For data with anisotropic resolution (e.g. 4×4×25 nm voxels), use an anisotropic bin_ratio that coarsens proportionally in each axis:

# Anisotropic: coarsen z 2× less than x,y (data is 6× coarser in z already)
build_pyramid(
    "aniso.zarrvectors",
    factors=[(2.0, 1.00), (4.0, 1.00)],
)

Ingesting and exporting external formats

Format converters for LAS, PLY, CSV, and XYZ (and the zarr-vectors CLI) live in the companion package zarr-vectors-tools.


Validation

from zarr_vectors.validate import validate

result = validate("scan.zarrvectors", level=5)
print(result.summary())
# Level 5 validation: PASS
#   42 passed, 0 warnings, 0 errors

Common pitfalls

bin_shape does not divide chunk_shape. The writer raises ValueError immediately. Check that chunk_shape[d] / bin_shape[d] is an integer for every axis.

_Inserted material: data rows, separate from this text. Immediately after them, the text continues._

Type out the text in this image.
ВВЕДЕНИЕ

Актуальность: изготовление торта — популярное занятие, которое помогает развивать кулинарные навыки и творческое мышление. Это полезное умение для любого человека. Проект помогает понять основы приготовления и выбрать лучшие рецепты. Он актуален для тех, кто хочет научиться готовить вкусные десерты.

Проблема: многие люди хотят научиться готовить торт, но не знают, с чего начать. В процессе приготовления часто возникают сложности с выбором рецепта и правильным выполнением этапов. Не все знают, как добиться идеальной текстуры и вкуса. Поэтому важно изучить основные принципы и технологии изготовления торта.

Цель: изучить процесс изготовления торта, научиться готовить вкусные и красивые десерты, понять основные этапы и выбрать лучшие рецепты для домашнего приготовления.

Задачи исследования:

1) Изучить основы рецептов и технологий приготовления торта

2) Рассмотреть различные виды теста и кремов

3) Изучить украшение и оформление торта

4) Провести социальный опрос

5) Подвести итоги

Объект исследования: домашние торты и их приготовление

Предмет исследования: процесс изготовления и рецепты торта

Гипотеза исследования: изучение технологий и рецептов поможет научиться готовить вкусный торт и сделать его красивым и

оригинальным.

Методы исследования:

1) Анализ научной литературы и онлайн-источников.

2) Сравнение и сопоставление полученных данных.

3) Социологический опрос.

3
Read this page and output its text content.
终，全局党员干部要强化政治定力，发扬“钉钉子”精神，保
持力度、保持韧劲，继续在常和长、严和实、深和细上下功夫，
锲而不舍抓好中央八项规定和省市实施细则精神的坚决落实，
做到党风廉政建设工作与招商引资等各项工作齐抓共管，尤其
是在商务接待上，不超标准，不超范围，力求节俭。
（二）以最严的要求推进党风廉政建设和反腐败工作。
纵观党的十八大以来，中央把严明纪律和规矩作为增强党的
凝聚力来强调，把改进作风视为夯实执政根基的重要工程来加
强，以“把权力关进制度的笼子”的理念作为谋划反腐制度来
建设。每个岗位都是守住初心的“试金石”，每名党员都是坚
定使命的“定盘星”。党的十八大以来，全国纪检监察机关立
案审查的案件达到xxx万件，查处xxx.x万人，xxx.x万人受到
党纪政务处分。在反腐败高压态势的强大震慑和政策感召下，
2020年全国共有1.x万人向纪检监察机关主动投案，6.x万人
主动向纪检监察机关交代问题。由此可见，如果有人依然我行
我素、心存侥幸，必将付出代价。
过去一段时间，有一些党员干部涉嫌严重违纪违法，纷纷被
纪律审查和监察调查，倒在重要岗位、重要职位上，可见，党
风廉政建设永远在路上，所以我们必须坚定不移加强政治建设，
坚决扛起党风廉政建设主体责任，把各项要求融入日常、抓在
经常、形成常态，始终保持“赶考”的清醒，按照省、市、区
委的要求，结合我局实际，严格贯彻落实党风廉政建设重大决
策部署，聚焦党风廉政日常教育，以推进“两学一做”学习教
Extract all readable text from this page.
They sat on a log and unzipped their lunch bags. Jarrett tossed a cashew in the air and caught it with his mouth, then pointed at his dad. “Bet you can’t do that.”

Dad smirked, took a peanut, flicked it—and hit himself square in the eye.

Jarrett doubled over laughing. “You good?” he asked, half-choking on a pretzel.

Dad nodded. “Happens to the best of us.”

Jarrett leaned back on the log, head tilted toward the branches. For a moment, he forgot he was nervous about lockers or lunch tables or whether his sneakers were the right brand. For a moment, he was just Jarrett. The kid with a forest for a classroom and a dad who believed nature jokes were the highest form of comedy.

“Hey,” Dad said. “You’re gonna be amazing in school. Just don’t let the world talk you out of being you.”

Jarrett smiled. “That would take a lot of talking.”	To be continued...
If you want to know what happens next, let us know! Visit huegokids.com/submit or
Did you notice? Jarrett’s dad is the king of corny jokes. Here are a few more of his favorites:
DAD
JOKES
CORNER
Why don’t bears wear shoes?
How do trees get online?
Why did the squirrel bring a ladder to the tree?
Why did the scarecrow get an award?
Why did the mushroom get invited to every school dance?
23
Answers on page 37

# This will raise ValueError:
write_points("bad.zarrvectors", positions,
             chunk_shape=(200., 200., 200.),
             bin_shape=(60., 60., 60.))   # 200/60 = 3.33... ✗

Writing float64 positions. ZVF stores positions as float32 by default. If your coordinates require float64 precision (sub-nanometre accuracy at kilometre scale), pass dtype=np.float64 to preserve precision:

write_points("precise.zarrvectors", positions_f64,
             chunk_shape=(200., 200., 200.),
             dtype=np.float64)

Be aware that float64 doubles storage size and reduces Blosc compression ratio.

Attribute array has wrong length. The write function checks that each attribute array has the same length as positions. If you have a mismatch, check whether your data pipeline dropped or duplicated rows.

Reading a large store without bbox. read_points without bbox loads all vertices into memory. For stores with > 50M vertices this may exhaust RAM. Use a bbox query or the lazy API (see Lazy loading).